Cars or Computers? The Latest Technology on the Road

Cars or Computers? The Latest Technology on the Road

One of the best examples of the latest technological advances is all the new tech coming out of the automotive industry. When compared to the first models on the road, modern-day cars resemble computers more than automobiles. Nowadays, a car’s technology is as important, if not more, than its engineering. Every year, more aspects of driving become automated in hopes of reducing the dangers of driving and the possibility of an accident. These electronic improvements are also about the car’s security, connectivity, and its ability to communicate with the world. While most of the technological improvements are seen as “safety features you will hopefully never use,” they do directly affect how you interact with your vehicle. The point is to make life on the road easier without causing any distractions to the driver.

Advanced Driver Assists

For those looking to buy a new car, there are several new automotive technologies to look for when making your choice. The Advanced Driver Assist Systems (ADAS), for example, have become the standard in new cars, and for a good reason.  These groups of electrical mechanics assist parking and driving functions, can quickly react to potential hazards, and even reduce driver fatigue. The ADAS includes functions like adaptive cruise control, lane departure warning, lane keep assists, blind-spot alerts, cross-traffic alerts, and reverse brake assists. These systems really represent some of the finest advances in technology in cars yet. They can basically drive the car for you since, when engaged, they know when to slow down and when to accelerate in order to maintain a safe distance from the cars around you. They alert when your car starts to drift into another lane and if there’s a vehicle in your blind spot. The reverse brake assist will even stop the car if it senses an object behind you.

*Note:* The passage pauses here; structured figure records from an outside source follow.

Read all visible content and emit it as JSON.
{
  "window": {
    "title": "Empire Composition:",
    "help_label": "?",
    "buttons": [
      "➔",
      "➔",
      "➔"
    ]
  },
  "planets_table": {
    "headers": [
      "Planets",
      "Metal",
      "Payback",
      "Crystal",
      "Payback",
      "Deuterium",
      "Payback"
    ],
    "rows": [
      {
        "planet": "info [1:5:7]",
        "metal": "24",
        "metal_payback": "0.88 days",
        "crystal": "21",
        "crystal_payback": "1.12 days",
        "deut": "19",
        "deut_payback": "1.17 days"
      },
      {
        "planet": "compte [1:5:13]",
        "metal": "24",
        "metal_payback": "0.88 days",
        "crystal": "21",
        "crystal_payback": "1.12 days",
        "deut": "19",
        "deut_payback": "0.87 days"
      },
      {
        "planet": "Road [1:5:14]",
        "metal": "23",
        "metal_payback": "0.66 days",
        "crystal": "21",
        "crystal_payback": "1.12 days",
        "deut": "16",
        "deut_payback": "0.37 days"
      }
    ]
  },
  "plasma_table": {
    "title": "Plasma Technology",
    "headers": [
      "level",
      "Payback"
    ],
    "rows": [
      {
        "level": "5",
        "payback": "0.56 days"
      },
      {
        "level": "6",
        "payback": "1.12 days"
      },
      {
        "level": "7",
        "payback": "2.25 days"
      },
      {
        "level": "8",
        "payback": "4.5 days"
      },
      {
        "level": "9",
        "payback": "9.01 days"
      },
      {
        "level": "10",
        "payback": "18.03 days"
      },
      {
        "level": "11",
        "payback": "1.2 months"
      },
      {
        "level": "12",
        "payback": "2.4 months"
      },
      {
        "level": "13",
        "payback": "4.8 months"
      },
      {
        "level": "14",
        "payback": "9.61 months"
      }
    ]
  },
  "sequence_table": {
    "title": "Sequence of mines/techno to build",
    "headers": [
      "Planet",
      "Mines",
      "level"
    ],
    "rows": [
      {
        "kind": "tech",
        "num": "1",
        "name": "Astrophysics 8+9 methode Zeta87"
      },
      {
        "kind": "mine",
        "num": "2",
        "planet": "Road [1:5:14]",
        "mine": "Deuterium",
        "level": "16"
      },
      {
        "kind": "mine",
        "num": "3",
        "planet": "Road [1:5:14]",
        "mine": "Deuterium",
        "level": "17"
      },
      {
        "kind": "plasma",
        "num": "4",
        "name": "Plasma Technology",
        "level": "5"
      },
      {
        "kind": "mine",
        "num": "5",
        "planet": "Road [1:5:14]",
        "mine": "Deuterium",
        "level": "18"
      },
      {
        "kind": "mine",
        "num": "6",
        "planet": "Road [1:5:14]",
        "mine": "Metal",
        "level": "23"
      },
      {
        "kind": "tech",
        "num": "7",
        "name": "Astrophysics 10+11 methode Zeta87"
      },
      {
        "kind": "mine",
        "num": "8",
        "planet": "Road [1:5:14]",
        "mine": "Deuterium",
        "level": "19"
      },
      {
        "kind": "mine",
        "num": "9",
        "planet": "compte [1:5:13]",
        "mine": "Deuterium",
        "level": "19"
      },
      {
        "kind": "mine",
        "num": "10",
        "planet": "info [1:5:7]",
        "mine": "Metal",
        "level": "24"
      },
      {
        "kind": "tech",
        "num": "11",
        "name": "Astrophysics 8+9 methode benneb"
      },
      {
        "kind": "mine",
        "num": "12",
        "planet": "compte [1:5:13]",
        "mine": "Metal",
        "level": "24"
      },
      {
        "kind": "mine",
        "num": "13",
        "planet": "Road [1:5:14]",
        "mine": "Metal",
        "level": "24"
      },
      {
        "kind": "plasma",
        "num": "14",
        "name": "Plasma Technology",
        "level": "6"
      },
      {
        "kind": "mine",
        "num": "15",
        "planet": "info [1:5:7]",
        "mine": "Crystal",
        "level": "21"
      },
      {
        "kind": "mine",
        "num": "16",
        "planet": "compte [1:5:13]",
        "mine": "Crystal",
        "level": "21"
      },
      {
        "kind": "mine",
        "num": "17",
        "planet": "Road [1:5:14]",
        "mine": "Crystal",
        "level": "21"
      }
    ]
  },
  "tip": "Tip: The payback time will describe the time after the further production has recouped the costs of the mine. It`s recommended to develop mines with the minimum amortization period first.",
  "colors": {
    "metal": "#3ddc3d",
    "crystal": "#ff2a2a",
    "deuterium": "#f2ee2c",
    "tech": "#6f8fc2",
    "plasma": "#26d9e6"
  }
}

Automatic Emergency Braking

The next upgrade we see in cars is the Automatic Emergency Braking (AEB).  The AEB can activate the breaks when the car senses an imminent collision. The AEB can even sense if you need to react quicker than you are and knows if you’re applying enough pressure to the breaks to avoid an accident in time. The Automatic Emergency Braking should be considered a high priority and is expected to become standard across vehicle production lines by over 20 manufacturers by the end of 2022.

Key Fob and Connected Mobile Apps

Less standard among cars but also highly coveted techs are the Digital Key and Connected Mobile Apps. These allow you to remotely lock and unlock your vehicle, check how much gas you have, and even gauge the tire pressure all from your cell phone. There’s also wireless smartphone charging pads being installed on the higher trim cars and luxury models. However, these upgrades will likely become standard as time passes.

360 Degree Cameras 

We’re also seeing more camera technology being rolled out, like the 360-degree cameras and video rearview mirrors. The 360-degree cameras are capable of showing you a top-down view of your surroundings and can even reduce insurance claims from low-speed crashes. The camera technology is also super helpful for those scary parallel parking situations.

Stolen Vehicle Tracking Software

Another huge perk of all the latest software updates is the ability to track stolen technology. Believe it or not, over 200,000 cars were stolen in 2020. Thanks to the new Stolen Vehicle Tracking Software, over 50% of those cars were recovered. This software also contacts rescue services in case of an accident and can pinpoint a vehicle’s exact location.

With all the advancements we’ve seen, imagine what the future holds for automotive technology? Tesla claims to have the first autonomous vehicle on the road sooner rather than later. Maybe flying cars are not something we will only see in movies after all.